If I open the excel-file, with the percentage format with pandas, pandas ist converting the values like this:.
Original value in the excel file: 8,61565740319208%
Converted value by pandas: 0.0861565740319208
The value should be 8,61565740319208% befor I remove the percentage sign with Python. (The dot-decimal seperator is not a problem)
Since the suppliers delivers the excel-files with or withou the percentage format, I just cant multiply the values in pandas by 100. Pandas is converting the values automatically, so I have no chance to check, if there is a % or not in the cell. I am using openpyxl as engine.
While my code is multiplying the values with 100, this is wrong.
Code:
import os
import pandas as pd
from datetime import datetime
def clear_date(date: str) -> str:
if len(date.strip()) == 10 and "." in date: #10.02.2023
return date
elif len(date.strip()) > 10 and "-" in date:
return datetime.fromisoformat(date).strftime("%d.%m.%Y")
def clear_faktor(faktor: str) -> str:
try:
faktor = faktor.replace("%","")
if "," in faktor:
return f"{faktor:0<8}"[:8]
elif float(faktor) < 0.1:
return f"{str(float(faktor[:10])*100).replace(".", ","):0<8}"[:8]
else:
return f"{faktor:0<8}"[:8]
except Exception as error:
print(error)
def clear_LF(lf: str) -> str:
if lf == "LF10":
return "LFA"
else:
return lf
if __name__ == "__main__":
#Set Path
path_main = os.path.dirname(os.path.realpath(__file__))
path_offer = os.path.join(path_main, "Offer")
path_cleared = os.path.join(path_main, "Cleared")
#create necessary folders"
if not os.path.exists(path_offer):
os.makedirs(path_offer)
if not os.path.exists(path_cleared):
os.makedirs(path_cleared)
original_files = iter(os.listdir(path_offer))
#Clear files
for file in original_files:
o_file = pd.DataFrame()
if os.path.splitext(file)[1].upper() == ".XLSX":
try:
o_file = pd.read_excel(os.path.join(path_offer, file), dtype="str")
except PermissionError:
continue
elif os.path.splitext(file)[1].upper() == ".CSV":
try:
o_file = pd.read_csv(os.path.join(path_offer, file), dtype="str", sep=";", encoding_errors="ignore")
except PermissionError:
continue
else:
continue
index_header = o_file[o_file.isin(["Typ", "MODEL_GUID", "VALID_FROM", "VALID_TO", "LAUFZEIT", "FAKTOR"]).any(axis=1)].index.values
if index_header and index_header.size == 1:
header = o_file.loc[index_header[0]].values
o_file = o_file.loc[index_header[0]+1:, :]
o_file.columns = header
o_file.dropna(subset=["FAKTOR"], inplace=True)
o_file["Typ"] = "LF"
o_file["LF"] = o_file["LF"].apply(clear_LF)

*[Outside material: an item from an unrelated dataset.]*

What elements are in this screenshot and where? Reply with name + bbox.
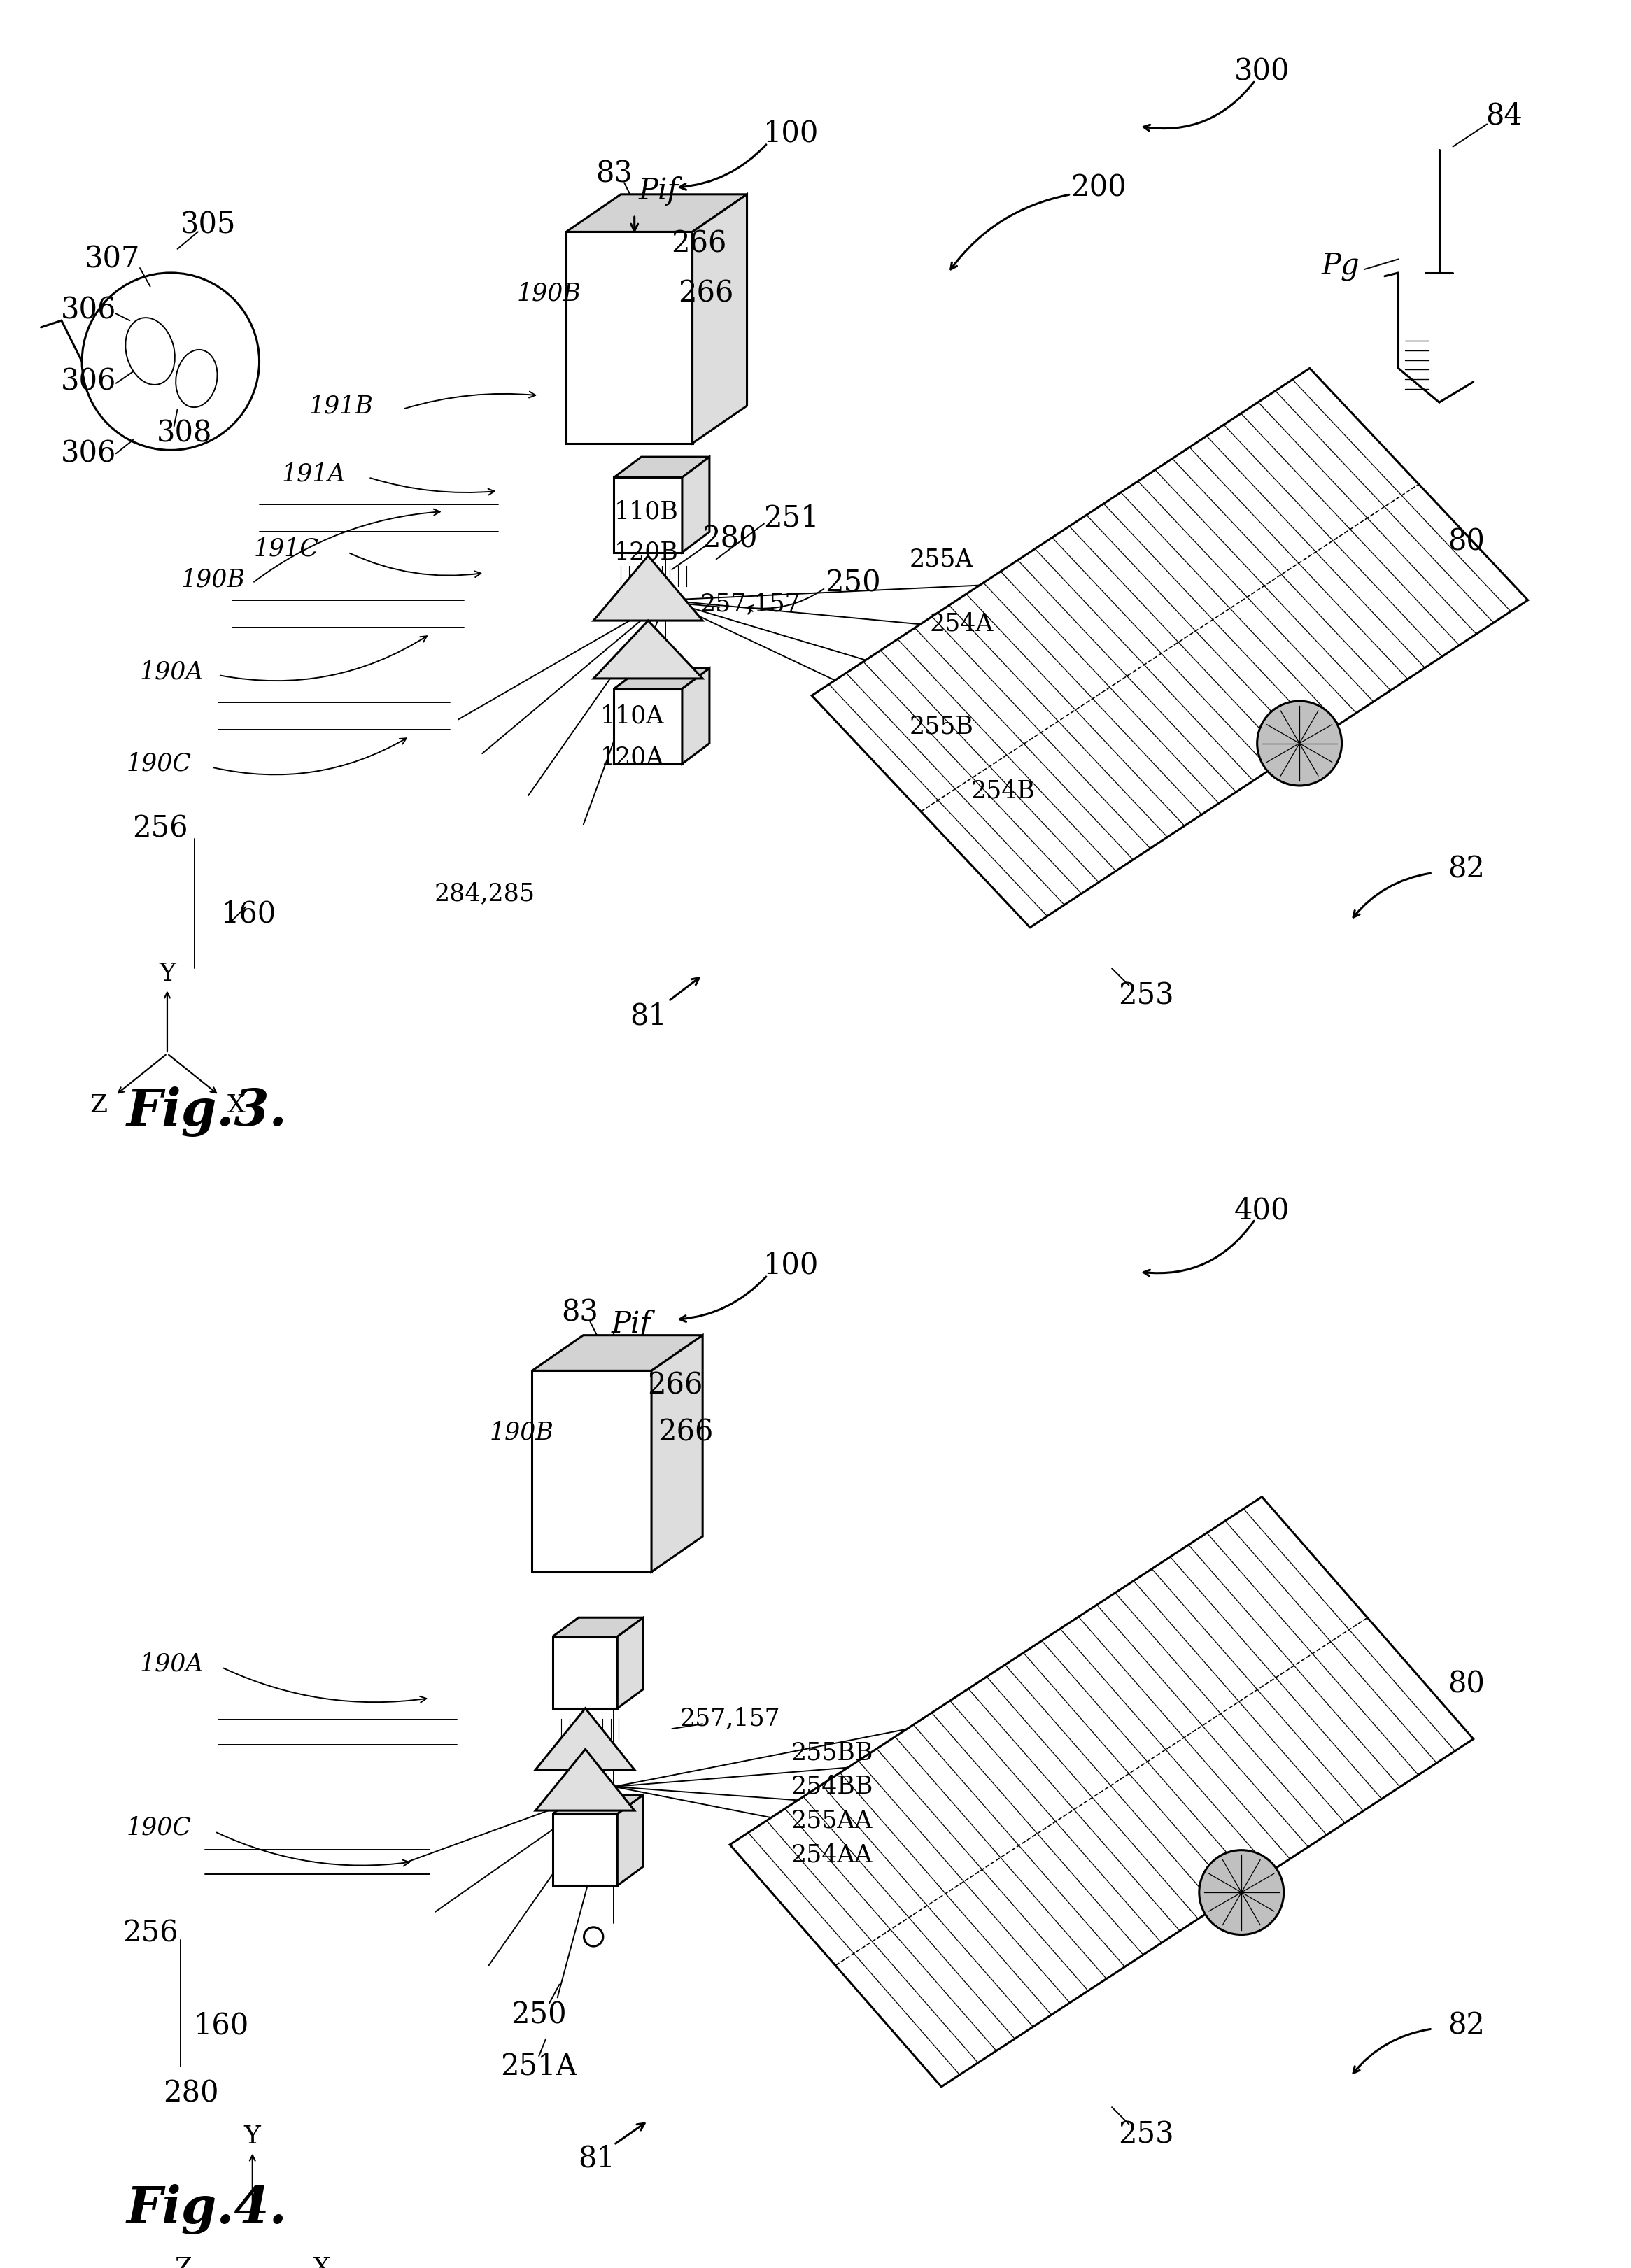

o_file["VALID_FROM"] = o_file["VALID_FROM"].apply(clear_date)
o_file["VALID_TO"] = o_file["VALID_TO"].apply(clear_date)
o_file["FAKTOR"] = o_file["FAKTOR"].apply(clear_faktor)
o_file = o_file.loc[:, "Typ":"FAKTOR"]
try:
o_file.to_csv(os.path.join(path_cleared, f"{os.path.splitext(file)[0]}.csv"), index=False, sep=";", encoding="utf-8")
except PermissionError:
continue
else:
continue
What I have tried:
I tried the converters parameter in the read_excel method with this function:
def to_excel(strng): return str(strng)
The parameter dtype="str" in the read_excel method has also not the effect, I want.
I also tried to open the excel-file with openpyxl, but the result is the same, like opening the file with pandas (pandas is using openpyxl as engine).
Nothing of this is working.